James Bond o el Dr. Andres Martín, como ustedes deseen, se dio la media vuelta y entró de nuevo en la sala. Mientras cerraba los ojos pensando “de la que me he librado”, sintió una leve punzada en el lado izquierdo del tórax. “Vamos para allá”.

Acusada

Era un caluroso verano. Como todos los veranos. Salía del quirófano después de haber intervenido a una paciente con un gran tumor papilar de tiroides. Ninguna incidencia. La familia esperaba en la sala habilitada para la información y hacia allí se dirigió.

Tras contarles lo que había hecho y el curso postoperatorio que se preveía, pensó que era momento de volver al despacho para terminar el papeleo de su nuevo puesto de profesora asociada. Abrió la puerta con una mano y se retiró el gorro de quirófano con la otra. Pero al ir a salir hacia el pasillo se encontró con dos agentes de la policia que la esperaban, bloqueándole el paso, con una orden judicial en la mano: “Doctora, está usted detenida”.

A juzgar por la publicidad que había tenido el caso en los medios de comunicación y las pesimistas previsiones de su abogado, estaba segura de que ese momento llegaría. Lo que no podía imaginar es que iba a ser así, en el hospital, según terminaba de realizar una intervención quirúrgica, casi en presencia de familiares de uno de sus pacientes.

Charles Foti, el fiscal general, había hecho de este caso su cruzada personal. Estaba dispuesto a castigar los desmanes acaecidos durante la catástrofe natural que sacudió New Orleans. El objetivo principal era ganarse la aprobación del público y, así, su reelección.
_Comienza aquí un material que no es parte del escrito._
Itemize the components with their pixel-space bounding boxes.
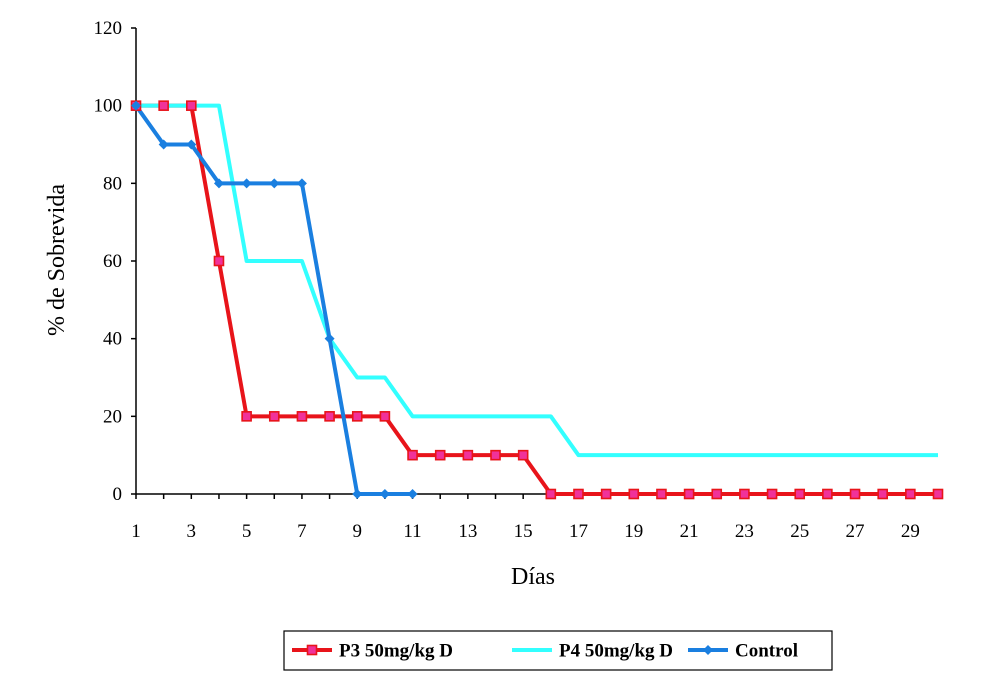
data-point-series-1	[296, 411, 308, 422]
y-axis-title: % de Sobrevida	[44, 184, 70, 336]
data-point-series-1	[158, 100, 169, 111]
data-point-series-1	[213, 255, 225, 267]
x-tick-label: 23	[735, 521, 754, 542]
legend: P3 50mg/kg D P4 50mg/kg D Control	[283, 630, 833, 671]
data-point-series-1	[932, 488, 944, 500]
data-point-series-1	[905, 488, 916, 500]
data-point-series-3	[186, 139, 197, 150]
x-tick-label: 1	[131, 521, 141, 542]
data-point-series-3	[241, 178, 252, 189]
data-point-series-1	[241, 411, 252, 422]
series-line-2	[136, 103, 938, 458]
y-tick-label: 120	[94, 18, 123, 39]
y-tick-label: 60	[103, 251, 122, 272]
series-line-1	[136, 103, 938, 496]
y-ticks: 0 20 40 60 80 100 120	[94, 18, 136, 505]
legend-label-2: P4 50mg/kg D	[559, 641, 673, 662]
data-point-series-3	[131, 100, 141, 111]
legend-label-3: Control	[735, 641, 798, 662]
series-line-3	[134, 104, 413, 496]
data-point-series-3	[158, 139, 169, 150]
data-point-series-1	[186, 100, 197, 111]
x-tick-label: 17	[569, 521, 588, 542]
x-tick-label: 25	[790, 521, 809, 542]
data-point-series-1	[490, 449, 501, 461]
x-tick-label: 15	[514, 521, 533, 542]
data-point-series-3	[352, 489, 363, 499]
series-lines	[134, 103, 938, 496]
y-tick-label: 40	[103, 329, 122, 350]
x-tick-label: 29	[901, 521, 920, 542]
data-point-series-1	[351, 411, 363, 422]
data-point-series-1	[324, 411, 335, 422]
x-axis-title: Días	[511, 564, 555, 590]
data-point-series-1	[407, 449, 418, 461]
legend-box	[283, 630, 833, 671]
legend-marker-3	[703, 645, 713, 655]
data-point-series-1	[822, 488, 833, 500]
x-ticks: 1 3 5 7 9 11 13 15 17 19 21 23 25 27 29	[131, 494, 939, 542]
data-point-series-1	[379, 411, 391, 422]
x-tick-label: 27	[846, 521, 865, 542]
data-point-series-3	[296, 178, 307, 189]
data-point-series-1	[711, 488, 723, 500]
data-point-series-3	[407, 489, 418, 499]
data-point-series-1	[545, 488, 557, 500]
data-point-series-1	[573, 488, 584, 500]
series-markers	[130, 100, 944, 500]
x-tick-label: 5	[242, 521, 252, 542]
data-point-series-1	[849, 488, 861, 500]
data-point-series-1	[600, 488, 612, 500]
y-tick-label: 100	[94, 96, 123, 117]
data-point-series-1	[517, 449, 529, 461]
data-point-series-1	[877, 488, 888, 500]
data-point-series-1	[683, 488, 695, 500]
x-tick-label: 3	[187, 521, 197, 542]
data-point-series-1	[739, 488, 750, 500]
data-point-series-3	[379, 489, 390, 499]
y-tick-label: 80	[103, 173, 122, 194]
x-tick-label: 9	[352, 521, 362, 542]
y-tick-label: 20	[103, 406, 122, 427]
legend-label-1: P3 50mg/kg D	[339, 641, 453, 662]
legend-marker-1	[306, 644, 318, 656]
x-tick-label: 21	[680, 521, 699, 542]
y-tick-label: 0	[113, 484, 123, 505]
data-point-series-1	[434, 449, 446, 461]
data-point-series-1	[766, 488, 778, 500]
data-point-series-3	[324, 333, 335, 344]
x-tick-label: 7	[297, 521, 307, 542]
data-point-series-1	[656, 488, 667, 500]
data-point-series-1	[628, 488, 640, 500]
x-tick-label: 13	[458, 521, 477, 542]
x-tick-label: 11	[403, 521, 421, 542]
data-point-series-3	[269, 178, 280, 189]
data-point-series-3	[213, 178, 224, 189]
data-point-series-1	[794, 488, 806, 500]
data-point-series-1	[462, 449, 474, 461]
data-point-series-1	[268, 411, 280, 422]
x-tick-label: 19	[624, 521, 643, 542]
Y el hecho de que un médico hubiera denunciado a otros colegas por asesinato, aunque él hubiera decidido abandonar el Memorial Medical Center en una barca mientras el resto de sus compañeros permanecían en el centro atendiendo a los pacientes que no podían soportar un traslado, era una ocasión dorada para demostrar como un funcionario público resultaba tener un espíritu implacable, incluso contra los médicos, la casta intocable en Estados Unidos.

Ya sé que pensarán que los médicos americanos se enfrentan a muchas demandas, pero todas civiles. El procesamiento penal de un médico es un escándalo raramente visto.

¿Quién era ella? La Dra. Anna Pou, otorrrinolaringóloga dedicada a la cirugía oncológica ¿La acusación? Asesinato en segundo grado por algunas de las muertes ocurridas en el Memorial Medical Center de New Orleans después del huracán Katrina.